Op 30 september 2004 heeft de gemeenteraad de Route Gevaarlijke Stoffen vastgesteld. Deze loopt over de Kerkweg naar het tankstation met de LPG-installatie. Vervoer van gevaarlijke stoffen dient uitsluitend over deze route plaats te vinden. Voor het vervoeren van gevaarlijke stoffen naar inrichtingen buiten de route is een ontheffing verplicht.
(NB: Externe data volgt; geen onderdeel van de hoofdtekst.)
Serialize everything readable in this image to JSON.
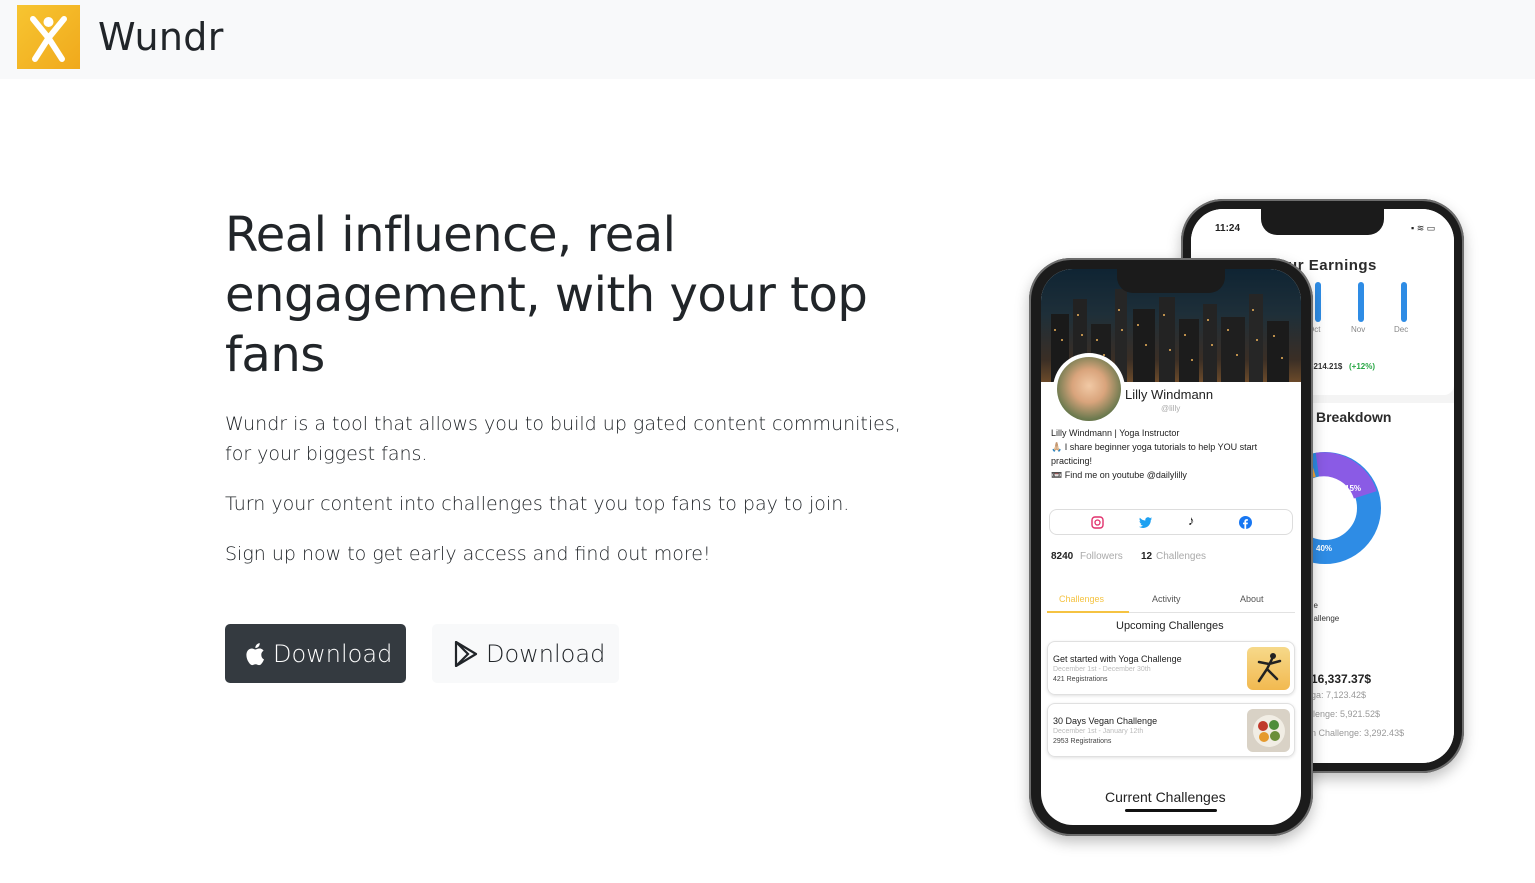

Onderhavig plan betreft hoofdzakelijk een actualisatie van het bestemmingsplan. In onderhavig plan zijn geen toekomstige ontwikkelingen opgenomen die van invloed zijn op de Externe Veiligheid binnen het plangebied. Daar de genoemde risicocontouren niet worden overschreden, vormt het aspect externe veiligheid geen belemmering voor onderhavig plan. Op de verbeeldingen zijn de risicocontouren opgenomen.